I know of good relationships between believers and unbelievers, and I know of bad. The good ones are the result of a genuine loving and accepting of each other that goes both ways. These relationships can last a long time (a lifetime, for that matter) without any change in either one’s position. For that to happen, does the believer have to keep his or her beliefs secret or in the background? Not at all. The deciding factor will be not that these two are working toward agreement, but that they love and respect each other regardless. If the love and respect is strong, the believer can relate anything about personal faith to the other.

This is the model Christians need to follow for relationships with those who are not Christians – even those who are strongly anti-Christian.
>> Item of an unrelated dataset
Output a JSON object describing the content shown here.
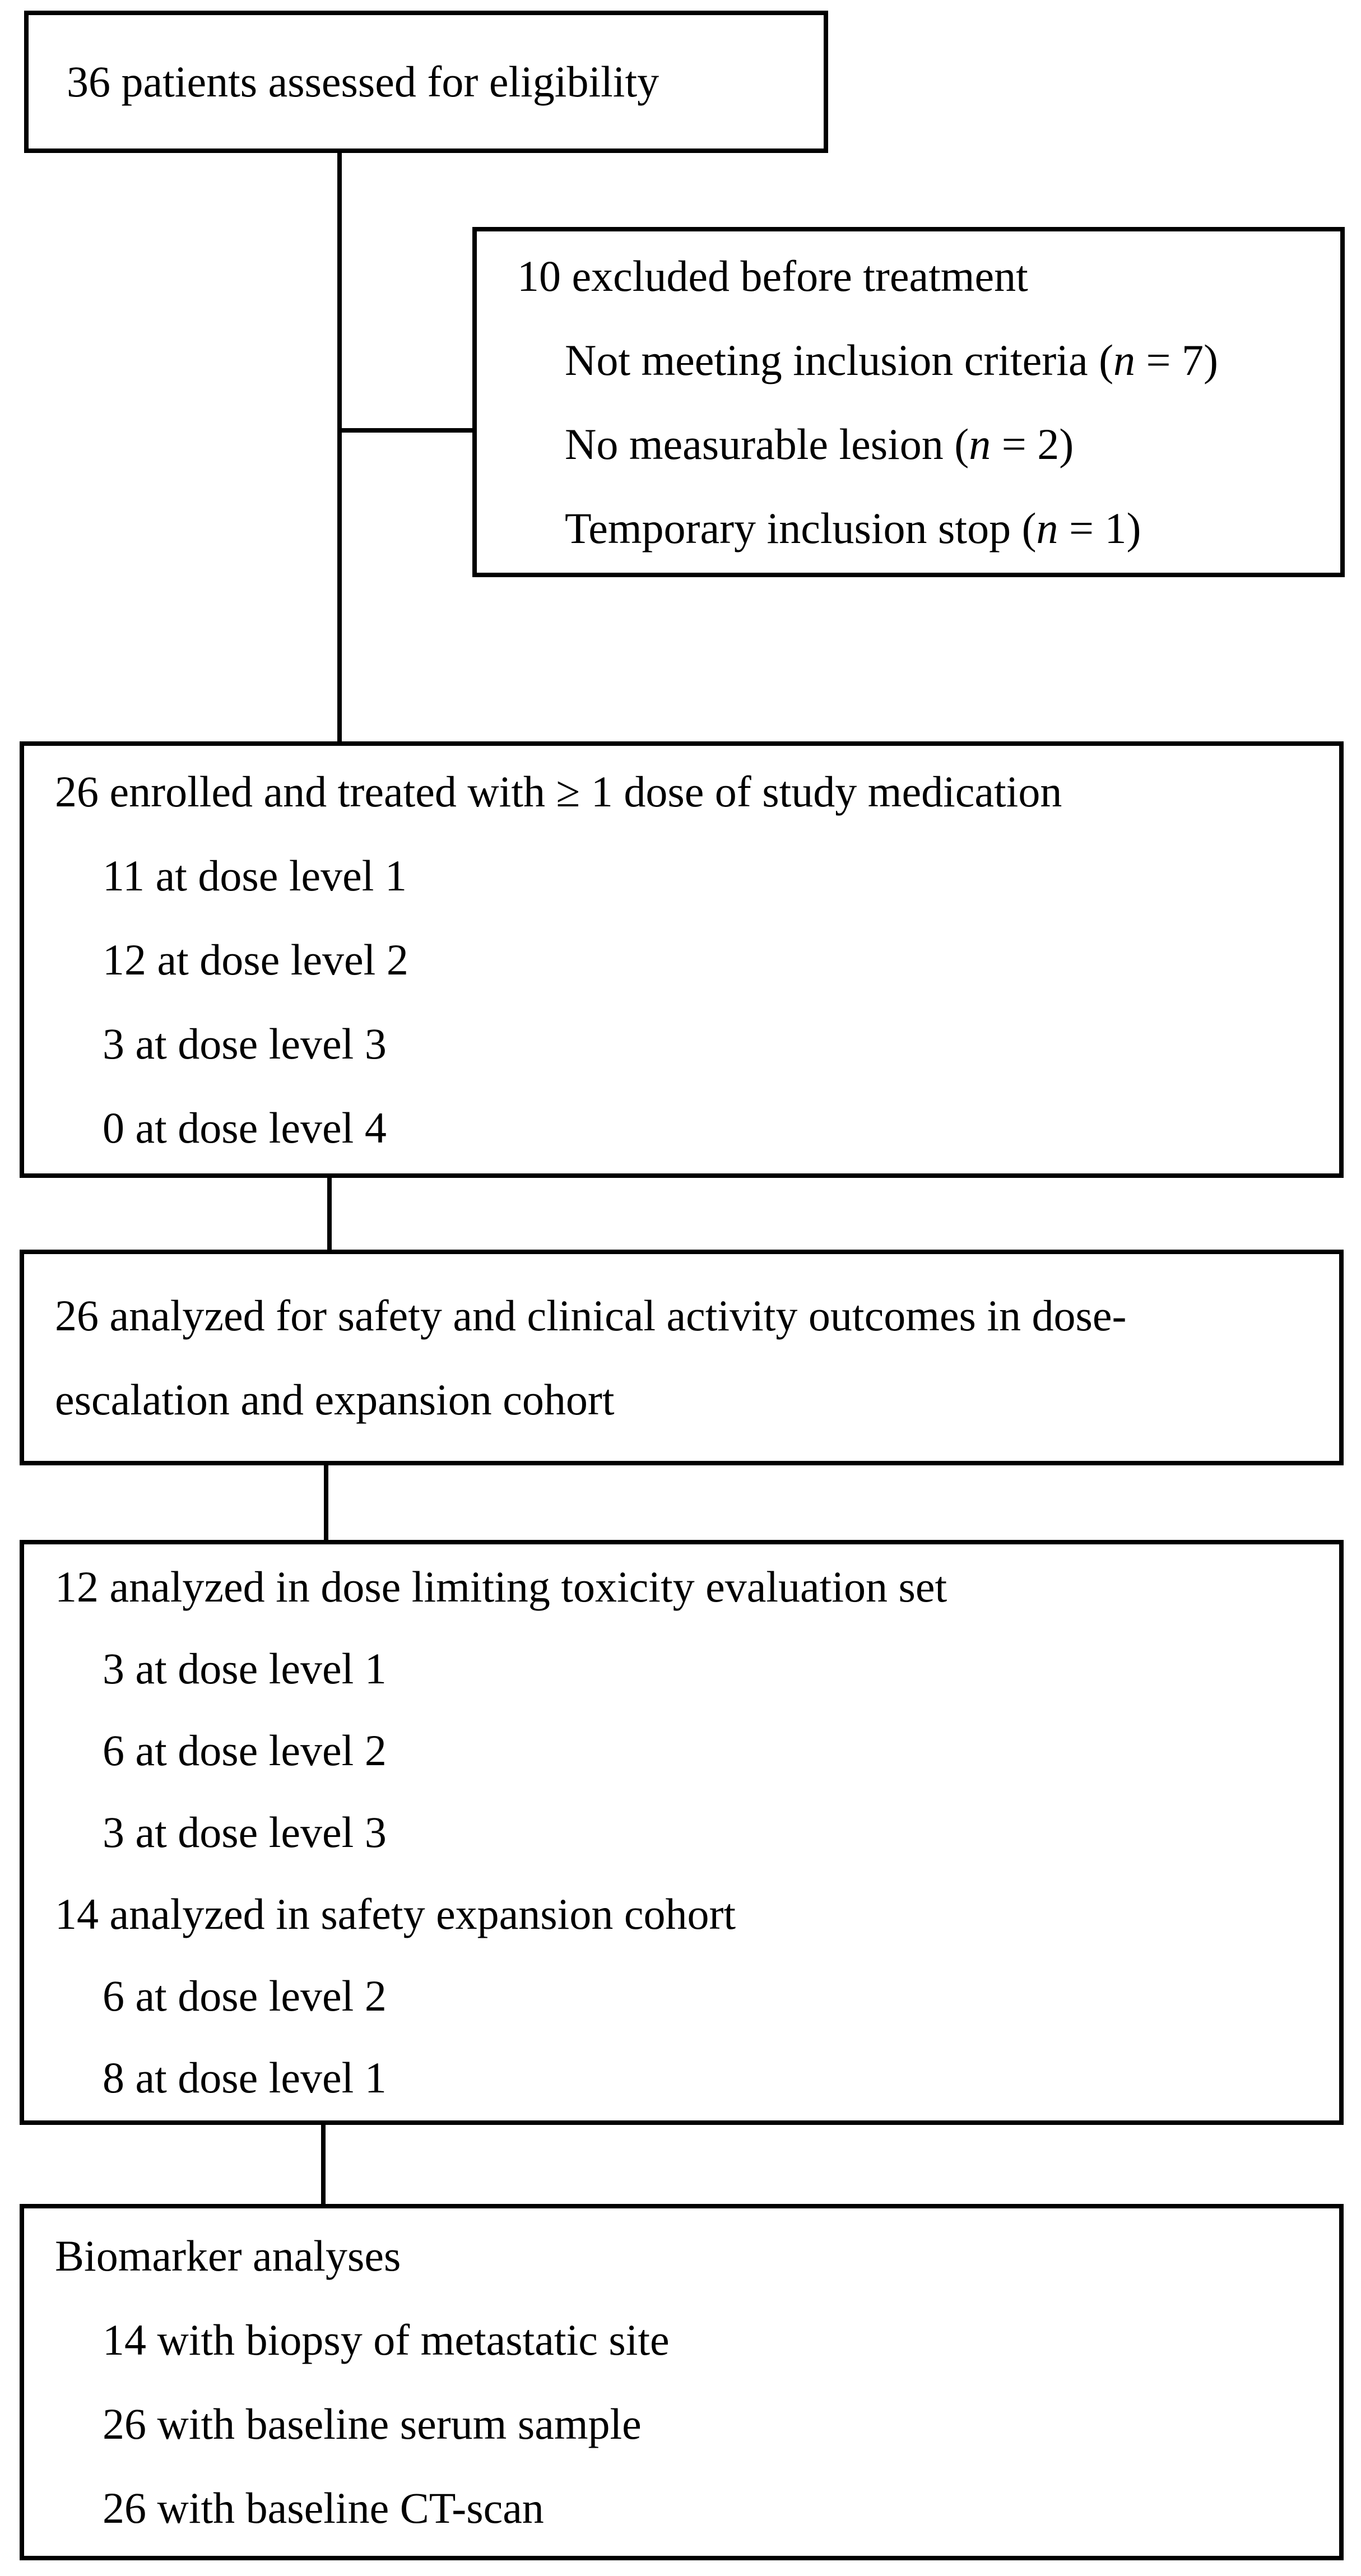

This is especially true for long-term relationships with neighbors, co-workers, and family members who share differing beliefs. Sometimes I wonder if our primary motive for evangelism is to get people on our side, or to love them into the Kingdom of eternal life.

This is when a sense of mission for Christians sometimes has a tendency to go somewhat awry. When it becomes our mission to save people, people can easily become targets, projects, assignments, or serve a host of other utilitarian purposes. The problem with this is that people become a means to an end. The end is to save everyone, to preach to everyone, to warn everyone, or in some way fulfill an obligation.

Let’s make one thing perfectly clear: We don’t save anyone. Only Jesus saves. Our calling is to love God and our neighbors. In the process of loving our neighbors, we will inevitably introduce them to Jesus. (There’s no way you can love someone and not tell them about the most important thing in your life.) What happens then is God’s business, but we will be a witness to what we know of God to those who are compelled to ask. In the meantime, our mission is to keep on loving our neighbors, regardless.

Love is truly our highest calling. It relates to all people saved or unsaved, regardless of religion, race, or gender. Love as God loves and you will not go wrong. When love is the goal, everything else gets done in the process.